From the proud and innocently incestuous royal Hawaiian siblings, Alii Nui and Kelolo Kanaloa; to the prim-and-proper Hale, Whipple and Hewlett missionaries and their overworked wives; to the sincere sea captain Janders and worldly womanizing whaler Hoxworth; to the selfless, tirelessly enterprising concubine Nyuk Tsin with her big feet and unlucky leprous lover, Kee Mun Ki; to the stout Sakagawa Kamejiro with long arms swinging at his knees, who swaps picture-brides with his crazily patriotic friend Mr. Ishii--a parade of memorable characters flourish and fade, only to be replaced by their equally endearing sons, daughters, grandchildren and great-grandchildren. Through beheadings and lovemaking, riots and baptism, plague and good health, conflagration and rebuilding, World War II and its aftermath, tsunami and Pacific paradise, strike and profit, struggle and frivolous pleasures, death and birth--gradually, over many generations, a unique, resilient Hawaiian culture evolves.
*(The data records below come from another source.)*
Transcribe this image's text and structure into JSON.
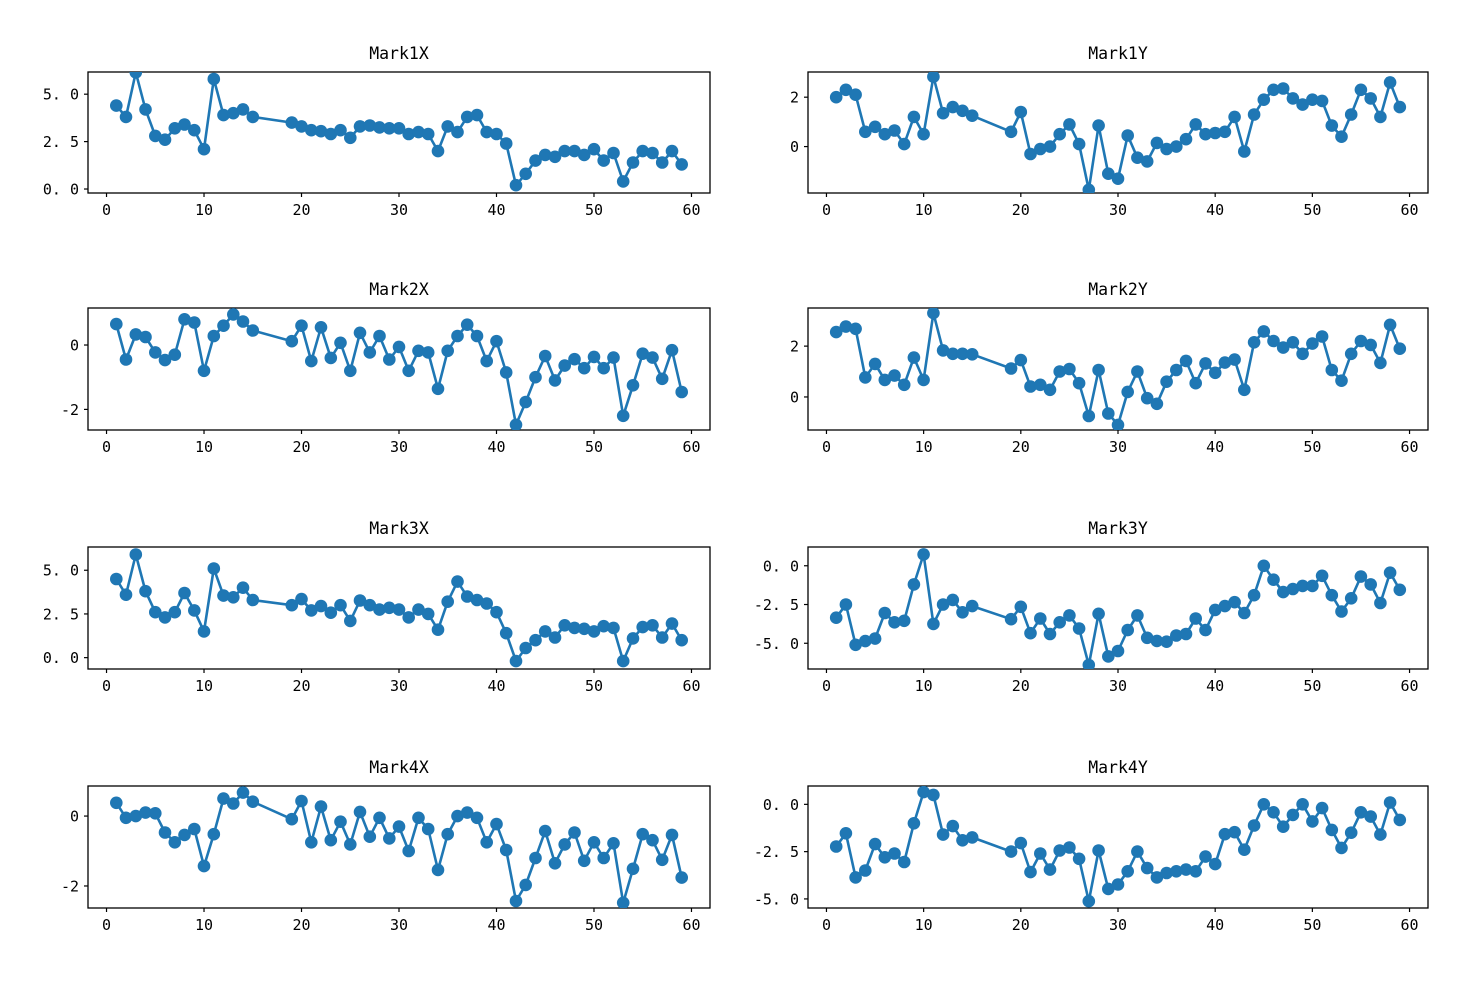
{
  "figure": {
    "background": "#ffffff",
    "series_color": "#1f77b4",
    "axis_color": "#000000",
    "grid": "off",
    "legend": "none",
    "marker_style": "circle",
    "rows": 4,
    "cols": 2
  },
  "chart_data": [
    {
      "type": "line",
      "title": "Mark1X",
      "row": 0,
      "col": 0,
      "xlabel": "",
      "ylabel": "",
      "xlim": [
        -1.9,
        61.9
      ],
      "ylim": [
        -0.21,
        6.17
      ],
      "xticks": [
        0,
        10,
        20,
        30,
        40,
        50,
        60
      ],
      "yticks": [
        {
          "v": 0,
          "label": "0. 0"
        },
        {
          "v": 2.5,
          "label": "2. 5"
        },
        {
          "v": 5,
          "label": "5. 0"
        }
      ],
      "x": [
        1,
        2,
        3,
        4,
        5,
        6,
        7,
        8,
        9,
        10,
        11,
        12,
        13,
        14,
        15,
        19,
        20,
        21,
        22,
        23,
        24,
        25,
        26,
        27,
        28,
        29,
        30,
        31,
        32,
        33,
        34,
        35,
        36,
        37,
        38,
        39,
        40,
        41,
        42,
        43,
        44,
        45,
        46,
        47,
        48,
        49,
        50,
        51,
        52,
        53,
        54,
        55,
        56,
        57,
        58,
        59
      ],
      "y": [
        4.4,
        3.8,
        6.15,
        4.2,
        2.8,
        2.6,
        3.2,
        3.4,
        3.1,
        2.1,
        5.8,
        3.9,
        4.0,
        4.2,
        3.8,
        3.5,
        3.3,
        3.1,
        3.05,
        2.9,
        3.1,
        2.7,
        3.3,
        3.35,
        3.25,
        3.2,
        3.2,
        2.9,
        3.0,
        2.9,
        2.0,
        3.3,
        3.0,
        3.8,
        3.9,
        3.0,
        2.9,
        2.4,
        0.2,
        0.8,
        1.5,
        1.8,
        1.7,
        2.0,
        2.0,
        1.8,
        2.1,
        1.5,
        1.9,
        0.4,
        1.4,
        2.0,
        1.9,
        1.4,
        2.0,
        1.3
      ]
    },
    {
      "type": "line",
      "title": "Mark1Y",
      "row": 0,
      "col": 1,
      "xlabel": "",
      "ylabel": "",
      "xlim": [
        -1.9,
        61.9
      ],
      "ylim": [
        -1.88,
        3.02
      ],
      "xticks": [
        0,
        10,
        20,
        30,
        40,
        50,
        60
      ],
      "yticks": [
        {
          "v": 0,
          "label": "0"
        },
        {
          "v": 2,
          "label": "2"
        }
      ],
      "x": [
        1,
        2,
        3,
        4,
        5,
        6,
        7,
        8,
        9,
        10,
        11,
        12,
        13,
        14,
        15,
        19,
        20,
        21,
        22,
        23,
        24,
        25,
        26,
        27,
        28,
        29,
        30,
        31,
        32,
        33,
        34,
        35,
        36,
        37,
        38,
        39,
        40,
        41,
        42,
        43,
        44,
        45,
        46,
        47,
        48,
        49,
        50,
        51,
        52,
        53,
        54,
        55,
        56,
        57,
        58,
        59
      ],
      "y": [
        2.0,
        2.3,
        2.1,
        0.6,
        0.8,
        0.5,
        0.65,
        0.1,
        1.2,
        0.5,
        2.83,
        1.35,
        1.6,
        1.45,
        1.25,
        0.6,
        1.4,
        -0.3,
        -0.1,
        0.0,
        0.5,
        0.9,
        0.1,
        -1.75,
        0.85,
        -1.1,
        -1.3,
        0.45,
        -0.45,
        -0.6,
        0.15,
        -0.1,
        0.0,
        0.3,
        0.9,
        0.5,
        0.55,
        0.6,
        1.2,
        -0.2,
        1.3,
        1.9,
        2.3,
        2.35,
        1.95,
        1.7,
        1.9,
        1.85,
        0.85,
        0.4,
        1.3,
        2.3,
        1.95,
        1.2,
        2.6,
        1.6
      ]
    },
    {
      "type": "line",
      "title": "Mark2X",
      "row": 1,
      "col": 0,
      "xlabel": "",
      "ylabel": "",
      "xlim": [
        -1.9,
        61.9
      ],
      "ylim": [
        -2.64,
        1.15
      ],
      "xticks": [
        0,
        10,
        20,
        30,
        40,
        50,
        60
      ],
      "yticks": [
        {
          "v": -2,
          "label": "-2"
        },
        {
          "v": 0,
          "label": "0"
        }
      ],
      "x": [
        1,
        2,
        3,
        4,
        5,
        6,
        7,
        8,
        9,
        10,
        11,
        12,
        13,
        14,
        15,
        19,
        20,
        21,
        22,
        23,
        24,
        25,
        26,
        27,
        28,
        29,
        30,
        31,
        32,
        33,
        34,
        35,
        36,
        37,
        38,
        39,
        40,
        41,
        42,
        43,
        44,
        45,
        46,
        47,
        48,
        49,
        50,
        51,
        52,
        53,
        54,
        55,
        56,
        57,
        58,
        59
      ],
      "y": [
        0.65,
        -0.45,
        0.33,
        0.25,
        -0.23,
        -0.47,
        -0.3,
        0.8,
        0.7,
        -0.8,
        0.28,
        0.6,
        0.95,
        0.73,
        0.45,
        0.12,
        0.6,
        -0.5,
        0.55,
        -0.4,
        0.07,
        -0.8,
        0.38,
        -0.23,
        0.28,
        -0.45,
        -0.06,
        -0.8,
        -0.18,
        -0.23,
        -1.36,
        -0.18,
        0.28,
        0.63,
        0.28,
        -0.5,
        0.12,
        -0.85,
        -2.48,
        -1.77,
        -1.0,
        -0.34,
        -1.1,
        -0.64,
        -0.44,
        -0.72,
        -0.37,
        -0.72,
        -0.39,
        -2.2,
        -1.25,
        -0.27,
        -0.39,
        -1.05,
        -0.16,
        -1.46
      ]
    },
    {
      "type": "line",
      "title": "Mark2Y",
      "row": 1,
      "col": 1,
      "xlabel": "",
      "ylabel": "",
      "xlim": [
        -1.9,
        61.9
      ],
      "ylim": [
        -1.3,
        3.5
      ],
      "xticks": [
        0,
        10,
        20,
        30,
        40,
        50,
        60
      ],
      "yticks": [
        {
          "v": 0,
          "label": "0"
        },
        {
          "v": 2,
          "label": "2"
        }
      ],
      "x": [
        1,
        2,
        3,
        4,
        5,
        6,
        7,
        8,
        9,
        10,
        11,
        12,
        13,
        14,
        15,
        19,
        20,
        21,
        22,
        23,
        24,
        25,
        26,
        27,
        28,
        29,
        30,
        31,
        32,
        33,
        34,
        35,
        36,
        37,
        38,
        39,
        40,
        41,
        42,
        43,
        44,
        45,
        46,
        47,
        48,
        49,
        50,
        51,
        52,
        53,
        54,
        55,
        56,
        57,
        58,
        59
      ],
      "y": [
        2.55,
        2.77,
        2.68,
        0.77,
        1.3,
        0.67,
        0.84,
        0.48,
        1.55,
        0.67,
        3.3,
        1.83,
        1.7,
        1.7,
        1.68,
        1.12,
        1.45,
        0.41,
        0.48,
        0.28,
        1.0,
        1.1,
        0.54,
        -0.75,
        1.06,
        -0.65,
        -1.1,
        0.2,
        1.0,
        -0.05,
        -0.27,
        0.6,
        1.06,
        1.42,
        0.54,
        1.32,
        0.95,
        1.35,
        1.47,
        0.28,
        2.15,
        2.58,
        2.2,
        1.94,
        2.15,
        1.7,
        2.1,
        2.38,
        1.06,
        0.64,
        1.7,
        2.2,
        2.05,
        1.34,
        2.84,
        1.9
      ]
    },
    {
      "type": "line",
      "title": "Mark3X",
      "row": 2,
      "col": 0,
      "xlabel": "",
      "ylabel": "",
      "xlim": [
        -1.9,
        61.9
      ],
      "ylim": [
        -0.65,
        6.33
      ],
      "xticks": [
        0,
        10,
        20,
        30,
        40,
        50,
        60
      ],
      "yticks": [
        {
          "v": 0,
          "label": "0. 0"
        },
        {
          "v": 2.5,
          "label": "2. 5"
        },
        {
          "v": 5,
          "label": "5. 0"
        }
      ],
      "x": [
        1,
        2,
        3,
        4,
        5,
        6,
        7,
        8,
        9,
        10,
        11,
        12,
        13,
        14,
        15,
        19,
        20,
        21,
        22,
        23,
        24,
        25,
        26,
        27,
        28,
        29,
        30,
        31,
        32,
        33,
        34,
        35,
        36,
        37,
        38,
        39,
        40,
        41,
        42,
        43,
        44,
        45,
        46,
        47,
        48,
        49,
        50,
        51,
        52,
        53,
        54,
        55,
        56,
        57,
        58,
        59
      ],
      "y": [
        4.5,
        3.6,
        5.9,
        3.8,
        2.6,
        2.3,
        2.6,
        3.7,
        2.7,
        1.5,
        5.1,
        3.55,
        3.45,
        4.0,
        3.3,
        3.0,
        3.35,
        2.7,
        2.95,
        2.57,
        3.0,
        2.1,
        3.27,
        3.0,
        2.75,
        2.85,
        2.75,
        2.3,
        2.75,
        2.5,
        1.6,
        3.2,
        4.35,
        3.5,
        3.3,
        3.1,
        2.6,
        1.4,
        -0.2,
        0.55,
        1.0,
        1.5,
        1.15,
        1.85,
        1.7,
        1.65,
        1.5,
        1.8,
        1.7,
        -0.2,
        1.1,
        1.75,
        1.85,
        1.15,
        1.95,
        1.0
      ]
    },
    {
      "type": "line",
      "title": "Mark3Y",
      "row": 2,
      "col": 1,
      "xlabel": "",
      "ylabel": "",
      "xlim": [
        -1.9,
        61.9
      ],
      "ylim": [
        -6.66,
        1.21
      ],
      "xticks": [
        0,
        10,
        20,
        30,
        40,
        50,
        60
      ],
      "yticks": [
        {
          "v": -5,
          "label": "-5. 0"
        },
        {
          "v": -2.5,
          "label": "-2. 5"
        },
        {
          "v": 0,
          "label": "0. 0"
        }
      ],
      "x": [
        1,
        2,
        3,
        4,
        5,
        6,
        7,
        8,
        9,
        10,
        11,
        12,
        13,
        14,
        15,
        19,
        20,
        21,
        22,
        23,
        24,
        25,
        26,
        27,
        28,
        29,
        30,
        31,
        32,
        33,
        34,
        35,
        36,
        37,
        38,
        39,
        40,
        41,
        42,
        43,
        44,
        45,
        46,
        47,
        48,
        49,
        50,
        51,
        52,
        53,
        54,
        55,
        56,
        57,
        58,
        59
      ],
      "y": [
        -3.35,
        -2.5,
        -5.1,
        -4.86,
        -4.7,
        -3.05,
        -3.65,
        -3.55,
        -1.2,
        0.73,
        -3.75,
        -2.5,
        -2.2,
        -3.0,
        -2.6,
        -3.45,
        -2.65,
        -4.35,
        -3.4,
        -4.4,
        -3.65,
        -3.2,
        -4.05,
        -6.4,
        -3.1,
        -5.85,
        -5.5,
        -4.15,
        -3.2,
        -4.65,
        -4.85,
        -4.9,
        -4.5,
        -4.4,
        -3.4,
        -4.15,
        -2.85,
        -2.6,
        -2.35,
        -3.05,
        -1.9,
        0.0,
        -0.9,
        -1.7,
        -1.5,
        -1.3,
        -1.3,
        -0.65,
        -1.9,
        -2.95,
        -2.1,
        -0.7,
        -1.2,
        -2.4,
        -0.45,
        -1.55
      ]
    },
    {
      "type": "line",
      "title": "Mark4X",
      "row": 3,
      "col": 0,
      "xlabel": "",
      "ylabel": "",
      "xlim": [
        -1.9,
        61.9
      ],
      "ylim": [
        -2.63,
        0.86
      ],
      "xticks": [
        0,
        10,
        20,
        30,
        40,
        50,
        60
      ],
      "yticks": [
        {
          "v": -2,
          "label": "-2"
        },
        {
          "v": 0,
          "label": "0"
        }
      ],
      "x": [
        1,
        2,
        3,
        4,
        5,
        6,
        7,
        8,
        9,
        10,
        11,
        12,
        13,
        14,
        15,
        19,
        20,
        21,
        22,
        23,
        24,
        25,
        26,
        27,
        28,
        29,
        30,
        31,
        32,
        33,
        34,
        35,
        36,
        37,
        38,
        39,
        40,
        41,
        42,
        43,
        44,
        45,
        46,
        47,
        48,
        49,
        50,
        51,
        52,
        53,
        54,
        55,
        56,
        57,
        58,
        59
      ],
      "y": [
        0.38,
        -0.05,
        0.0,
        0.1,
        0.08,
        -0.47,
        -0.75,
        -0.54,
        -0.37,
        -1.43,
        -0.52,
        0.5,
        0.36,
        0.67,
        0.41,
        -0.09,
        0.43,
        -0.75,
        0.27,
        -0.69,
        -0.16,
        -0.81,
        0.12,
        -0.59,
        -0.05,
        -0.64,
        -0.3,
        -1.0,
        -0.05,
        -0.37,
        -1.54,
        -0.52,
        0.0,
        0.1,
        -0.05,
        -0.75,
        -0.23,
        -0.97,
        -2.43,
        -1.97,
        -1.2,
        -0.43,
        -1.35,
        -0.81,
        -0.47,
        -1.28,
        -0.75,
        -1.2,
        -0.78,
        -2.48,
        -1.51,
        -0.52,
        -0.69,
        -1.25,
        -0.54,
        -1.76
      ]
    },
    {
      "type": "line",
      "title": "Mark4Y",
      "row": 3,
      "col": 1,
      "xlabel": "",
      "ylabel": "",
      "xlim": [
        -1.9,
        61.9
      ],
      "ylim": [
        -5.48,
        0.97
      ],
      "xticks": [
        0,
        10,
        20,
        30,
        40,
        50,
        60
      ],
      "yticks": [
        {
          "v": -5,
          "label": "-5. 0"
        },
        {
          "v": -2.5,
          "label": "-2. 5"
        },
        {
          "v": 0,
          "label": "0. 0"
        }
      ],
      "x": [
        1,
        2,
        3,
        4,
        5,
        6,
        7,
        8,
        9,
        10,
        11,
        12,
        13,
        14,
        15,
        19,
        20,
        21,
        22,
        23,
        24,
        25,
        26,
        27,
        28,
        29,
        30,
        31,
        32,
        33,
        34,
        35,
        36,
        37,
        38,
        39,
        40,
        41,
        42,
        43,
        44,
        45,
        46,
        47,
        48,
        49,
        50,
        51,
        52,
        53,
        54,
        55,
        56,
        57,
        58,
        59
      ],
      "y": [
        -2.23,
        -1.53,
        -3.86,
        -3.5,
        -2.1,
        -2.8,
        -2.6,
        -3.05,
        -1.0,
        0.65,
        0.5,
        -1.6,
        -1.15,
        -1.9,
        -1.75,
        -2.5,
        -2.05,
        -3.58,
        -2.6,
        -3.45,
        -2.44,
        -2.28,
        -2.88,
        -5.12,
        -2.44,
        -4.47,
        -4.24,
        -3.54,
        -2.5,
        -3.37,
        -3.86,
        -3.63,
        -3.54,
        -3.45,
        -3.54,
        -2.76,
        -3.16,
        -1.58,
        -1.47,
        -2.4,
        -1.12,
        0.0,
        -0.42,
        -1.18,
        -0.56,
        0.0,
        -0.9,
        -0.2,
        -1.35,
        -2.3,
        -1.5,
        -0.42,
        -0.65,
        -1.6,
        0.1,
        -0.82
      ]
    }
  ]
}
Ultimately, despite the tendency of each individual, whatever his cultural upbringing, to cling prejudicially to his own traditions and values, out of the inevitable conflux of peoples arises a new type of Golden Man, "a man influenced by both the west and the east, a man at home in either the business councils of New York or the philosophical retreats of Kyoto, a man wholly modern and American yet in tune with the ancient and the Oriental."
Michener's sensitive portrayal of people, traditions and generational change--human strength through cultural diversity to build a brighter and more hopeful future for not only the microcosm of Hawaii but the world as a whole--is the hallmark of this remarkable contribution to literature. Self-centered Abner Hale, cursing all the non-Christian heathens and madly flailing his cane at sacred scrolls in a Buddhist temple, ironically dies a stubbornly devout, lonely missionary without a congregation; however, a century later his great-great-grandson, Hoxworth Hale, of one-sixteenth Hawaiian blood and, morever, having lived and breathed the quintessentially Hawaiian ebb and flow of disparate social, economic and political forces as head of the island's largest business empire, blossoms by story's end into the most enlightened of Michener's Golden Men. Indeed, where "ideas clash on equal footing and remain free to cross-fertilize and bear new fruit," there is hope and progress. Appropriately, the publication of this monumental work dates from 1959, the same year Hawaii ascended to statehood, becoming America's 50th state.
I highly recommend this masterpiece for anyone seeking a deeper appreciation of history and the catalysts of cultural change in our multifarious modern world. Whether you happen to be relaxing under swaying palms in Hawaiian paradise, lying on a white sand beach or elsewhere, pick up a copy of this mellifluous novel, absorb its radiance and enjoy!